Hausse des insuffisances rénales en hiver : 9 conseils d’un néphrologue pour se protéger du froid

Image d'illustration. Représentation des reins. ADN
Les cas d’insuffisance rénale connaissent une nette augmentation durant la saison hivernale. Un spécialiste en néphrologie livre neuf conseils essentiels pour protéger ses reins et limiter les risques liés au froid.
Tl;dr
- L’hiver aggrave les risques pour la santé rénale.
- Infections et déshydratation menacent surtout les reins fragiles.
- Hydratation, hygiène et prévention sont essentielles.
L’hiver, une saison à risque pour les reins
Si l’arrivée du froid évoque souvent le réconfort d’un chocolat chaud et de longues soirées sous la couette, elle cache aussi un revers préoccupant pour la santé rénale. Les reins, ces « baristas discrets » de notre organisme, voient leur fonctionnement mis à rude épreuve durant l’hiver.
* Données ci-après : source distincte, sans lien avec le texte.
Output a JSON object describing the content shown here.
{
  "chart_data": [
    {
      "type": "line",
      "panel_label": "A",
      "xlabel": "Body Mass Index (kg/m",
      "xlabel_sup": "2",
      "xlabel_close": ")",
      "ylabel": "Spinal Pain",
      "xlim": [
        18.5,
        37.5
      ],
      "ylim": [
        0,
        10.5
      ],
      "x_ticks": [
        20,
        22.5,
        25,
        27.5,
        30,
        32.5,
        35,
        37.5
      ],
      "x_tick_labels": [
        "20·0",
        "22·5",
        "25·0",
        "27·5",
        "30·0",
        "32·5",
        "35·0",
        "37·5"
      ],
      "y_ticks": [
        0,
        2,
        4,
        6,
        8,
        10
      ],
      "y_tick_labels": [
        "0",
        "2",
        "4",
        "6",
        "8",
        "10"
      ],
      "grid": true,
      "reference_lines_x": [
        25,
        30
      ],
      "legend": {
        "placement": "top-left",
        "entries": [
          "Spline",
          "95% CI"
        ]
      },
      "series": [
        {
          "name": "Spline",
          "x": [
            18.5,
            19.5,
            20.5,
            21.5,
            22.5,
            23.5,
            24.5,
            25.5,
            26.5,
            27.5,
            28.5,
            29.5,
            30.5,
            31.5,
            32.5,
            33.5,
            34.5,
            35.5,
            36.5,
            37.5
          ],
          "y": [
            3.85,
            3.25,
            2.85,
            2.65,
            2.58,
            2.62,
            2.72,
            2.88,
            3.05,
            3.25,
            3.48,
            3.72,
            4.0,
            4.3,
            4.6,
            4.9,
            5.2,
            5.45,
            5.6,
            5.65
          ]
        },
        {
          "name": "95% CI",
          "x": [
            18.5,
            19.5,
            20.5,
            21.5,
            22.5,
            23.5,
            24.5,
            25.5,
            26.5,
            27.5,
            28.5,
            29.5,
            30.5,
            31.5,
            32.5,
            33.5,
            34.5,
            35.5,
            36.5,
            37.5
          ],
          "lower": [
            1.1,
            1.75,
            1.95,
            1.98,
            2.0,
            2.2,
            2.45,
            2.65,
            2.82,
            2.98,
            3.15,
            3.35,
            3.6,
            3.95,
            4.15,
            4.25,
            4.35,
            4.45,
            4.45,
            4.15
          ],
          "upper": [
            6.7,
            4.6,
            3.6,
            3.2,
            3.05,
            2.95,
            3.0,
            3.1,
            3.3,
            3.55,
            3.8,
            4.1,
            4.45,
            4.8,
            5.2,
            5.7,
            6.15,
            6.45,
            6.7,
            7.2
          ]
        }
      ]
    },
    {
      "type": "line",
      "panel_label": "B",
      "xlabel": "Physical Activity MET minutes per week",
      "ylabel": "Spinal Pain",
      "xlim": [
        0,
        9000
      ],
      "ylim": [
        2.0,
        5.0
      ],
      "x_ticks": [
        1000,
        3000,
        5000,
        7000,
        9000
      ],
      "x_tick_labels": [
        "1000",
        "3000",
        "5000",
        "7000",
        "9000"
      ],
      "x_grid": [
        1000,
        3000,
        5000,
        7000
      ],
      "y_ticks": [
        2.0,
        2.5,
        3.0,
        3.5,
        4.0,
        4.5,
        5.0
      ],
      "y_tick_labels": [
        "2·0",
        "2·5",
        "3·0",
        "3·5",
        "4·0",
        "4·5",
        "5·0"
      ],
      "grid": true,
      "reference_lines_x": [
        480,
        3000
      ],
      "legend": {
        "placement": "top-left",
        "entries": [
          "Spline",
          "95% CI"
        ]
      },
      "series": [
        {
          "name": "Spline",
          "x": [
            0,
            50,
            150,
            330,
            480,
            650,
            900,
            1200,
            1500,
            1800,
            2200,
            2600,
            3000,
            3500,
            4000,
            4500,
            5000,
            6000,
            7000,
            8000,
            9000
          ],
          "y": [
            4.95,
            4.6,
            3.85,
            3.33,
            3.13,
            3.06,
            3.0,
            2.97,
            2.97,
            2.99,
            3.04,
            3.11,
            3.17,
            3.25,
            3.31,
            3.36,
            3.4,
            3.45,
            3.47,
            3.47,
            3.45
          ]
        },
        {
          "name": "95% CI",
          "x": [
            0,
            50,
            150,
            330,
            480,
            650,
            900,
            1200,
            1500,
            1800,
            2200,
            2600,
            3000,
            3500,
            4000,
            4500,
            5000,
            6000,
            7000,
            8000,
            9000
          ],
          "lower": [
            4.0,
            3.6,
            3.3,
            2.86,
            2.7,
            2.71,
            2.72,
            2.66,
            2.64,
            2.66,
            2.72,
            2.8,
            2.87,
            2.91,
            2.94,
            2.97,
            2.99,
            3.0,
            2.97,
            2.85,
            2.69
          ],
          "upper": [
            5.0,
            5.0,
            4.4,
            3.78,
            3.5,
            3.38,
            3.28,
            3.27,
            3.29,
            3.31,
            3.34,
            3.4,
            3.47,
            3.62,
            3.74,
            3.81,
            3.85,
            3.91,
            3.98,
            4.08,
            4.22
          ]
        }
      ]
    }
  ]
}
Moins de soif, tendance à rester au chaud chez soi : tout concourt à la déshydratation et à une circulation sanguine ralentie. Ce climat favorise alors les infections urinaires (UTI) et autres maux respiratoires qui peuvent, chez certains, provoquer des dégâts parfois irréversibles.
Pourquoi les experts tirent-ils la sonnette d’alarme ?
Les études se multiplient et pointent toutes dans la même direction. Selon une analyse publiée en 2023 dans BMC Nephrology, « les admissions pour insuffisance rénale aiguë atteignent leur pic pendant l’hiver ». La raison ? Le froid provoque une vasoconstriction — autrement dit, un rétrécissement des vaisseaux sanguins — qui limite le flux vers les reins. Résultat : ces organes doivent travailler davantage pour filtrer les déchets, exposant notamment les personnes âgées ou atteintes de maladies chroniques à un risque accru d’insuffisance rénale aiguë (AKI). Le Dr Aditya Nayak, néphrologue à l’hôpital Zen Annexe, alerte sur le fait que « lorsque le système immunitaire s’affaiblit en hiver, il peine à lutter contre bactéries et virus : un terrain propice aux infections graves chez ceux dont les reins sont déjà fragilisés ».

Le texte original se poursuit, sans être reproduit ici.